The patterns of failure (local and/or regional v metastatic) have been determined for patients with prostate cancer and pretreatment prostate-specific antigen (PSA) levels > or = 20 ng/mL treated with radiation alone with the purpose to design appropriate multimodal treatments. One hundred twenty patients with pretreatment PSA levels > or = 20 ng/mL were treated with external-beam radiation alone between February 1988 and October 1993. They were arbitrarily divided by PSA levels, 20 to 29.9 ng/mL, 30 to 49.9 ng/mL, and > or = 50 ng/mL, and analyzed in terms of freedom from any failure (no evidence of biochemical disease [bNED], and PSA level < 1.5 ngm/mL and not increasing), as well as freedom from imaging evidence of distant metastasis (fdm). There was no significant difference in short-term outcome by pretreatment PSA level, and thus all patients were pooled for analysis. At 4 years, 81% were fdm and 28% were free of any failure. This suggests that approximately 50% have recurred with local and/or regional disease or undetectable metastatic disease.
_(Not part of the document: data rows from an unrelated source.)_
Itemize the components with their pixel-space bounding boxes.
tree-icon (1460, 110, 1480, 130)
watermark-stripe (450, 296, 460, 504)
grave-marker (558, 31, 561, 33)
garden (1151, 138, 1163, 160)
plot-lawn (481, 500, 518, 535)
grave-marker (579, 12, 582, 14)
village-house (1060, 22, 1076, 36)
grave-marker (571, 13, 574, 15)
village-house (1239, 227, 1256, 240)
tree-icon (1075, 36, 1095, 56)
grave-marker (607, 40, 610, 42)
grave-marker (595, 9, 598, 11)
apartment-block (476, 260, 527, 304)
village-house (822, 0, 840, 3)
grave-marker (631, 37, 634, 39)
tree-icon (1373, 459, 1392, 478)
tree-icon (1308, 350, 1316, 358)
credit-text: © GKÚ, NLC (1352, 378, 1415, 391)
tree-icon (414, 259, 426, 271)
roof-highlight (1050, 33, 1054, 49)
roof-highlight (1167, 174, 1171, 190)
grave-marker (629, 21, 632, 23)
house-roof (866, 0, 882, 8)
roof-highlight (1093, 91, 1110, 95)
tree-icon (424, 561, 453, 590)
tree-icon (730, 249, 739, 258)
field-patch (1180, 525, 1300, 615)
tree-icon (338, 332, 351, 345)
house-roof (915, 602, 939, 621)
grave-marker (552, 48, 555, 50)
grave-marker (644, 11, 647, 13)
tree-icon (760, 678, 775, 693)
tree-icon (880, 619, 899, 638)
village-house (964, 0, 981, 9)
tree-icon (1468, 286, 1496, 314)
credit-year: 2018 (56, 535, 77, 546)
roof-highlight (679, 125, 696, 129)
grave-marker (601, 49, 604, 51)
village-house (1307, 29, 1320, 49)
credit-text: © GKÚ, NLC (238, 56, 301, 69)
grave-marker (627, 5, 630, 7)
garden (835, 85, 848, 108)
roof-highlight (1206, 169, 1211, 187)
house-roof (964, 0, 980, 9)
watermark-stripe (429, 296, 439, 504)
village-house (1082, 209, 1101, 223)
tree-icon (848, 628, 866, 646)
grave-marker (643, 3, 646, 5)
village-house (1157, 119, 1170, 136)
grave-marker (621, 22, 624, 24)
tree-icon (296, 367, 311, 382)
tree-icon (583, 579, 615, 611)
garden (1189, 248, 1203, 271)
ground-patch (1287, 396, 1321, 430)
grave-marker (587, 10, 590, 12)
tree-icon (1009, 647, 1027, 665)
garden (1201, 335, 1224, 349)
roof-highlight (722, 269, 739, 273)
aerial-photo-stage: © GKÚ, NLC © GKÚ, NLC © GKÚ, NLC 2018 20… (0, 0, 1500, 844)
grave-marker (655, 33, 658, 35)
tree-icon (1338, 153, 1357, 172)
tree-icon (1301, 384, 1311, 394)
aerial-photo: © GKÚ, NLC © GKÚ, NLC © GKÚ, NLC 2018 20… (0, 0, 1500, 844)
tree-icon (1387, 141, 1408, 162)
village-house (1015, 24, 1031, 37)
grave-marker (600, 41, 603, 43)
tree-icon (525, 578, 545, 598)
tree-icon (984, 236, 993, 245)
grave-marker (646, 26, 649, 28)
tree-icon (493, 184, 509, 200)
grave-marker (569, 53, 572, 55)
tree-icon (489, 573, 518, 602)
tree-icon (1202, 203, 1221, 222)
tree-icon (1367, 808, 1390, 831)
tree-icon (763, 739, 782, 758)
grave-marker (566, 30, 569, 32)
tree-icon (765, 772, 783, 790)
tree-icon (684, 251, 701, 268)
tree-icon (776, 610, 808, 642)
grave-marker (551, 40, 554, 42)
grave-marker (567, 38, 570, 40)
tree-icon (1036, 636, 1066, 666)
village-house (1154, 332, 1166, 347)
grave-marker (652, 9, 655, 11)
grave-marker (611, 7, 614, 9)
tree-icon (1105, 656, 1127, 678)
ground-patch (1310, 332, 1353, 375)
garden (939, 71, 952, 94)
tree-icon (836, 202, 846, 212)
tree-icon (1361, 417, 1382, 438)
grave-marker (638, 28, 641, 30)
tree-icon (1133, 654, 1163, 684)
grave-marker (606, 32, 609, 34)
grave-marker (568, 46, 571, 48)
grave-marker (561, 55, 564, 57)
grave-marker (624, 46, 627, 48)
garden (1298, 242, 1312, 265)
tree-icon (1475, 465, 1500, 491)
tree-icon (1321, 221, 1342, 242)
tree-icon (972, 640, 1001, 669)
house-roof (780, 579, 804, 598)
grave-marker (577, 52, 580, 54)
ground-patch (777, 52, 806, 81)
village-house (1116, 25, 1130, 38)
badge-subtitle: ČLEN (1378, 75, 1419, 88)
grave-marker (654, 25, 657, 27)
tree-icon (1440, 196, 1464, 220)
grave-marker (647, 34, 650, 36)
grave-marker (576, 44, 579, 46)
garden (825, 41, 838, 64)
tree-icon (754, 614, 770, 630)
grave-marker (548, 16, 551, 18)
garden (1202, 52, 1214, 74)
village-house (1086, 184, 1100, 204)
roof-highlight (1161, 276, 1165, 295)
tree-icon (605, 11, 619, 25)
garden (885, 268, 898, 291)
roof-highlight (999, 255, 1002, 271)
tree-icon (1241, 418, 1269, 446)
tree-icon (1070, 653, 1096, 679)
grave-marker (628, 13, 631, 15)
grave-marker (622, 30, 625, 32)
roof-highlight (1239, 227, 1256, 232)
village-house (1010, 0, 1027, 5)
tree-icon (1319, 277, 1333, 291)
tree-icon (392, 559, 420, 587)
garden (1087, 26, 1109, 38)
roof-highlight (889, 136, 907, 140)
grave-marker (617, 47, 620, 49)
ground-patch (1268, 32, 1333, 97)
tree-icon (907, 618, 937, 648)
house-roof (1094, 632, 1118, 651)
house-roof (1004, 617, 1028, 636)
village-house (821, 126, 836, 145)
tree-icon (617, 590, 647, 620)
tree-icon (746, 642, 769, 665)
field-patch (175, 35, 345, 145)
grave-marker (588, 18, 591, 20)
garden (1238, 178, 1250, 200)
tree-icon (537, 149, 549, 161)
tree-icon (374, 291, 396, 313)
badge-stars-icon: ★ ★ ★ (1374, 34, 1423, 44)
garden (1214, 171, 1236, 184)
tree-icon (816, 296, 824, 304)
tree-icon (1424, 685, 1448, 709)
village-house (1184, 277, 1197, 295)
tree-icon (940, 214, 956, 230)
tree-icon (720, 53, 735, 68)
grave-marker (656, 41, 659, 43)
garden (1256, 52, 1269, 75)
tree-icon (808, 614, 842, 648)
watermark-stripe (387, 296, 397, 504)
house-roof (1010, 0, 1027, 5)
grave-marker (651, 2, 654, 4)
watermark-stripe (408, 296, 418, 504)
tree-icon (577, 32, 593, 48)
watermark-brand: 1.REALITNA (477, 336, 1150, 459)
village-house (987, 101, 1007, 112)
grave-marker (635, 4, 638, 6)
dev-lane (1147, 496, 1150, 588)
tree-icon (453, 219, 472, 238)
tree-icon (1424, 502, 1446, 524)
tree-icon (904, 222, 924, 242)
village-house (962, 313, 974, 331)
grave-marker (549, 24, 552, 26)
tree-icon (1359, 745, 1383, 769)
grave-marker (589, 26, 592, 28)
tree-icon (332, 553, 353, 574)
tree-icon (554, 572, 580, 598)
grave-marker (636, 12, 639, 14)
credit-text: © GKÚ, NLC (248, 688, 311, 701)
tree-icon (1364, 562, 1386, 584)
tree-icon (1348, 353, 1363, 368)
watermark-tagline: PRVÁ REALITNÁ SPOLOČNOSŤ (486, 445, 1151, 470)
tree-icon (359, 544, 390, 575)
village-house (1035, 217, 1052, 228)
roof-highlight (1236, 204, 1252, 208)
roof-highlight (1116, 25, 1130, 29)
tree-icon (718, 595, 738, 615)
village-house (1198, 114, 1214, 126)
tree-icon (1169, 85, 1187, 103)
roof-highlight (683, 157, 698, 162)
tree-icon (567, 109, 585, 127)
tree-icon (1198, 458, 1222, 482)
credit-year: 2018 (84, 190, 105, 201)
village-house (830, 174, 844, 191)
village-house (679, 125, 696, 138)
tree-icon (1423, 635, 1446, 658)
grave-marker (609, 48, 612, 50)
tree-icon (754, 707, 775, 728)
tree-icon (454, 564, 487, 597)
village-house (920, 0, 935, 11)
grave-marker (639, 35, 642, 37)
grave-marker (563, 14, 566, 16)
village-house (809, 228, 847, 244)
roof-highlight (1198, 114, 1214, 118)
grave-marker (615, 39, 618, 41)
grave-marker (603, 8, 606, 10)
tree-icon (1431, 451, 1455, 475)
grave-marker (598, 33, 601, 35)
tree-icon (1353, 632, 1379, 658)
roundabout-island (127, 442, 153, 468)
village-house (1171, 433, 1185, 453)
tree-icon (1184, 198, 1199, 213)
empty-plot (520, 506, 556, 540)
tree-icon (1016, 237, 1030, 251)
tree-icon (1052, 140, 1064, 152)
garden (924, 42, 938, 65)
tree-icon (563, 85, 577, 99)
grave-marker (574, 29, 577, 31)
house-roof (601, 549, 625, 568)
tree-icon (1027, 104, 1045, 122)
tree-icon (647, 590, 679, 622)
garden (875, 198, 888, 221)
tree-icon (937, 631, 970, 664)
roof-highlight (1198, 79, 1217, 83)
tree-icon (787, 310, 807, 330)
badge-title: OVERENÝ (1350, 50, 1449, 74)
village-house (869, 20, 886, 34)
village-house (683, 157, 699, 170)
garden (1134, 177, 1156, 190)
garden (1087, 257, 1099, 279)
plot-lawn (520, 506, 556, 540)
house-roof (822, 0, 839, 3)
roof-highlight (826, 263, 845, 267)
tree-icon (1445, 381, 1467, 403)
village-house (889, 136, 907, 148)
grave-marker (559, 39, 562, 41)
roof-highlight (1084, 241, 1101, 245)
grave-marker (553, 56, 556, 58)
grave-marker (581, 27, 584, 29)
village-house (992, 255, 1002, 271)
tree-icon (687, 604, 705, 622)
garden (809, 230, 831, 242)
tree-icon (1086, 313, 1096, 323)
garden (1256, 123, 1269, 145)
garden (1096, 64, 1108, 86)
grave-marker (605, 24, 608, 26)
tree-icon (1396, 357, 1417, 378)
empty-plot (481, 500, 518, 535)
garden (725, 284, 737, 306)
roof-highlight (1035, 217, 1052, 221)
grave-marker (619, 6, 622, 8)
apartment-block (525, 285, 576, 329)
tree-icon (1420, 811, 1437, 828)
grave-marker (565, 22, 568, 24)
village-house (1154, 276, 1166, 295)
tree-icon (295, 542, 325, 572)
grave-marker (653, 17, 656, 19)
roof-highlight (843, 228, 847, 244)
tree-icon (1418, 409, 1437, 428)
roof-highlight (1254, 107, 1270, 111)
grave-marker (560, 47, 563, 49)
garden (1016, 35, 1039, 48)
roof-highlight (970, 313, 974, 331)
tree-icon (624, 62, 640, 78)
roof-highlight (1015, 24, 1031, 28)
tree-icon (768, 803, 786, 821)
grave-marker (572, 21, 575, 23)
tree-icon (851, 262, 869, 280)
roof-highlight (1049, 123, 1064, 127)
Multivariate analysis indicated that low palpation stage and higher center of prostate dose were associated with better bNED survival. Multivariate analysis indicated that increasing stage and younger age are significantly associated with increasing distant metastasis. Patients with pretreatment PSA levels > or = 20 ng/mL are not optimally treated by irradiation alone. The pattern of failure suggests improvement may come from systemic treatment of metastatic disease and high-dose radiation to improve locoregional disease. To evaluate this, we have begun a multimodal trial of chemohormonal therapy followed by extended-field irradiation.